I’ve been reading the curse as described in Genesis 3-9 over again, and I’m attempting to question the traditional understanding of these passages: that is, it’s talking about origins of how thorns and thistles came into existence.
It seems to me that most focus on the initial curse in chapter 3, but don’t look at the other passages that talk about it.
It begins with Adam “Cursed be the ground because of you…” Continues through Cain, “When you till the ground it shall not henceforth yield her strength.” Is lamented by Noah’s father, Lamech, “This same shall comfort us for the ground The Lord God hath cursed.” And then finally reaches some sort of conclusion in Noah, after the Flood, “And God said, No more shall I curse the ground for man’s sake for he is wicked from his youth.”
- is the emphasis of the story talking about aeitology? The origins / causation of things like thorns? Or is it rather talking about mans sinfulness, and how out of control it is?
From a literary perspective, we seem to reach some sort of conclusion of the curse in Noah after the Flood.
Theologically speaking, this would fit quite well because Noah is portrayed as the “new Adam”. God is starting anew with Noah … And that means new tactics. I get the impression that with Adam, God used curses as a form of punishment as well as a tactic to get mankind back on the right track … But it obviously doesn’t work seeing how the world dwindled down into horrible violence.
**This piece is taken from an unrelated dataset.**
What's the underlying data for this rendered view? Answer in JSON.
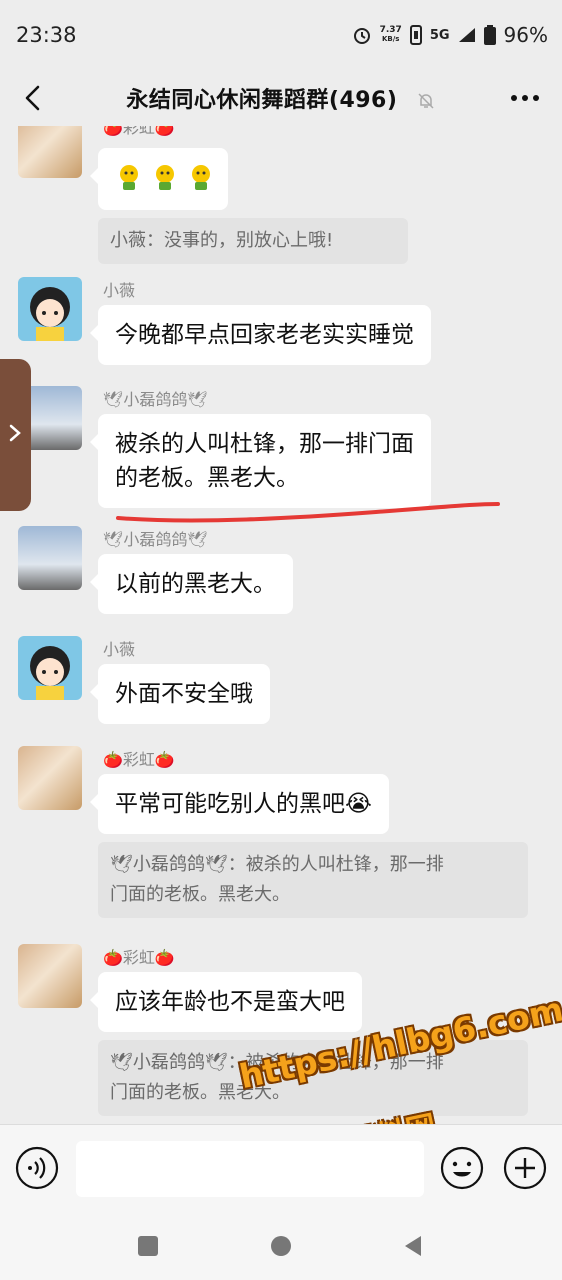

With Noah, and the Flood, it’s a whole new beginning a fresh start. The curses were simply external … What needed to change was mans heart.
If we read what God tells Noah very lterally it would seem to imply that the curse was done away with … But it’s not. We still have thorns and thistles.
My conclusion is that it’s taking about how bad man’s sinfulness is — and the terminology of thorns, tilling, and toil is just to make use of the theological meaning.
What do you guys think? Is my interpretation bizarre or does it have some merit?